Если нынешний театр по преимуществу — театр самовыражающейся режиссуры, наиболее интересной как раз в ситуациях предельной и агрессивной субъективности автора спектакля, то режиссер Товстоногов, по всей видимости, на такое авторство даже не претендует, напротив, готов пальму первенства оставить драматургу или прозаику, с большой заботливостью воспроизводит все наклоны и нажимы писательского почерка и, кажется, вполне готов удовлетвориться смиренной интерпретацией. Но эта скромная поза обманчива. Никогда не вылезая вперед, не оттесняя ни писателя, ни актеров, не прибегая к излишне громким интонациям командующего парадом, Товстоногов с головой погружается в пьесу и в ней совершенно исчезает только для того, чтобы ее себе подчинить, прочесть на свой лад, чтобы ее полностью преобразить — подчас до неузнаваемости.
Крепкая, натренированная мускулатура товстоноговского спектакля пронизана нервными волокнами, которые напрямую связывают ее с личностью режиссера. Мышцы спектакля моментально и живо реагируют на волевой импульс и на безмолвный приказ режиссерской мысли. Постройка, внешне от строителя независимая и отрешенная, в сущности зависит от него во всем — и в общем стилистическом абрисе, и в малейших подробностях или колебаниях формы.
В «Оптимистической трагедии», поставленной Товстоноговым еще до его прихода в БДТ, на сцене Ленинградского академического театра драмы им. Пушкина, вперед вышла, хочется даже сказать — выперла, массивная, грузная и грозная фигура Вожака — Ю. Толубеева. Комиссар — О. Лебзак, при всем неоспоримом обаянии ее мягкой женственности, при всей ее сердечности и простоте, отодвинулась на второй план. Непредвиденная смена героев демонстрировала характерную для Товстоногова чуткость к изменениям социального климата, к духовным потребностям аудитории.
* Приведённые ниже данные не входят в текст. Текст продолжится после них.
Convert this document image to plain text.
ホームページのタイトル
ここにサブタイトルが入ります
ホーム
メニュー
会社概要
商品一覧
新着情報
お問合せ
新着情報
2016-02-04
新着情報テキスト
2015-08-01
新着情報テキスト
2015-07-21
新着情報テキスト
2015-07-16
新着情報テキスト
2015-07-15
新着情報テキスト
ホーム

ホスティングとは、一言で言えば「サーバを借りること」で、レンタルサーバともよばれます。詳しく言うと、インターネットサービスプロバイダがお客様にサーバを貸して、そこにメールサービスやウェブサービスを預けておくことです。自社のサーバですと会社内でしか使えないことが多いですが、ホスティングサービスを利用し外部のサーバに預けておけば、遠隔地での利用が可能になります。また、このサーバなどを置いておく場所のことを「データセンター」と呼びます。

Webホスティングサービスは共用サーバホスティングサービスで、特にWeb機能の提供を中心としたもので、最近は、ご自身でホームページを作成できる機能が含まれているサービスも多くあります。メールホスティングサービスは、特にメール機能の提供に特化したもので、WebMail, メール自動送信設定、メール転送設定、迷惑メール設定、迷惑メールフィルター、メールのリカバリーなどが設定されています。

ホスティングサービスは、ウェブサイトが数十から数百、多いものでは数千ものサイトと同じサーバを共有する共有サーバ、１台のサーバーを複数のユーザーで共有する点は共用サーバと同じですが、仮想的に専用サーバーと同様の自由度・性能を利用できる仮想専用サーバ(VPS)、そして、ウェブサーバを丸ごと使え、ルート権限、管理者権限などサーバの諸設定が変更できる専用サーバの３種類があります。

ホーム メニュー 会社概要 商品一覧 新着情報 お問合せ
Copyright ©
Товстоногов неизмеримо более тщательно, нежели некогда Таиров, воссоздавал колоритные фрагменты растерзанного и растрепанного гражданской войной быта, больше, чем Таиров, заботился об историзме, о точности деталей, о человеческой конкретности каждого из персонажей. Изяществу таировской геометрии, холодноватой твердости таировской чеканки противопоставлялось клокочущее полнокровие жизни, вздыбившейся на краю гибели. Стройности и патетике — удушливость и вязкость политиканства, интрижной комбинаторики, красоте — кровь, чистоте — грязь. До сих пор памятна тревожная возбужденность и напускная бравада Алексея — И. Горбачева. Не забыть развинченную, вихляющую походку Сиплого — А. Соколова, его смердящую, гниющую плоть, испитой голос, холуйские ухватки, похабные ухмылки.
Вожак был сыгран Ю. Толубеевым в мрачной, ленивой неторопливости движений, в свинцовой тяжести коротких реплик. Низкий лоб, железные скулы, лоснящееся лицо, каменно твердый взгляд пустых немигающих глаз.